Every year police and road safety officers launch Christmas and New Year campaigns designed to encourage people not to drink-drive over the festive period.

And each year such campaigns spark calls for the drink-drive limit to be reduced still further - even as low as zero.

Such a move would mean someone who had had just one glass of wine or half a pint of beer could face prosecution and a driving ban if they then chose to get behind the wheel and were stopped and breathalysed.

Last December police in Cumbria administered 2,907 breath tests, which resulted in 64 people either failing or refusing a test. Of these 64 tests, 15 followed a road traffic collision.

The days of the 1970s when you would regularly spot drunk-drivers weaving about the highways are, thankfully, long gone. And the number failing or refusing to take a breath test in 2014 was down on the same period a year before.

But anyone driving over the limit is a hazard - and potentially a fatal risk - to innocent people, including other drivers, passengers and pedestrians.

This year police have worked with the family of Dominic Matthew Loftus, 22, who died in 2013. He was a passenger in a car, driven by someone over the drink-drive limit, which left the road and struck a wall.

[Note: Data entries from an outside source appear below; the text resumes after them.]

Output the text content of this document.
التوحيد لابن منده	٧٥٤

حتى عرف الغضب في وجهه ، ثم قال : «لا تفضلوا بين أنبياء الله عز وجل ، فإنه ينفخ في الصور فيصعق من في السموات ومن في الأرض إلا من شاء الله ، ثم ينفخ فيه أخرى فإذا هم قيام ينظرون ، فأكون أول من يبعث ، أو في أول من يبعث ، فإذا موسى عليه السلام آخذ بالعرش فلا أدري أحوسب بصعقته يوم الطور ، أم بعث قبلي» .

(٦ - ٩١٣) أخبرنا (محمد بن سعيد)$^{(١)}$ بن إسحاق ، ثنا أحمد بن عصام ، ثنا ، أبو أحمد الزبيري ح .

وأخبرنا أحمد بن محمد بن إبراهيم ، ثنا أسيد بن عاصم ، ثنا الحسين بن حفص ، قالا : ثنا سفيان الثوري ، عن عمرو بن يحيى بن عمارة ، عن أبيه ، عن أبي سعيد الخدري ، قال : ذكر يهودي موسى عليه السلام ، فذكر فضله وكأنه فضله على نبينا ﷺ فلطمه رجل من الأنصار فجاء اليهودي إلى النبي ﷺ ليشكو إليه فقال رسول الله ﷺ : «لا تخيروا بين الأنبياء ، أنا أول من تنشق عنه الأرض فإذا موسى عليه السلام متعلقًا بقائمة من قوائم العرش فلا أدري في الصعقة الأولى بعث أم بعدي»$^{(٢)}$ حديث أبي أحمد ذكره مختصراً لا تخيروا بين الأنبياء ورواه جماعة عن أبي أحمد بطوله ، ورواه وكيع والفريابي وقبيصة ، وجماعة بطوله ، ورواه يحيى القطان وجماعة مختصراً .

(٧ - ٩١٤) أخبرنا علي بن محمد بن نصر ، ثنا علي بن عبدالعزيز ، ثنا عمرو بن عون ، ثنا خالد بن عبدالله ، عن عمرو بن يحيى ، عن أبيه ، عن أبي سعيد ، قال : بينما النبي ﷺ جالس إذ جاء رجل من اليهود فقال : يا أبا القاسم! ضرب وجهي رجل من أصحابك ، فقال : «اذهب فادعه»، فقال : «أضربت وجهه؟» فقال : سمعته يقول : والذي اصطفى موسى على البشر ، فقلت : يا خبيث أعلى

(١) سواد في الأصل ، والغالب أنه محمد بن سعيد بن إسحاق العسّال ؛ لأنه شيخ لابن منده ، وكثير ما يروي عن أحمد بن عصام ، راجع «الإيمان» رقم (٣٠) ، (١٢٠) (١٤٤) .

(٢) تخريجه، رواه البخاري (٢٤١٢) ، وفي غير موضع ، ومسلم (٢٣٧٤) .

His parents have spoken movingly in a video about the impact his death has had on their family’s life and they have a clear message for anyone thinking of having a drink and getting behind the wheel this Christmas - don't do it.

Police are asking anyone who suspects someone of drink or drug-driving to tell police. That might seem like being a snitch - but better that than someone is badly injured or killed.

They are also warning people to be ultra careful if they have been drinking the night before.

A zero alcohol level would be hard to police - but anyone who is complacent about drink-driving need only watch the Loftus family video to be reminded of the devastating affect such behaviour can have.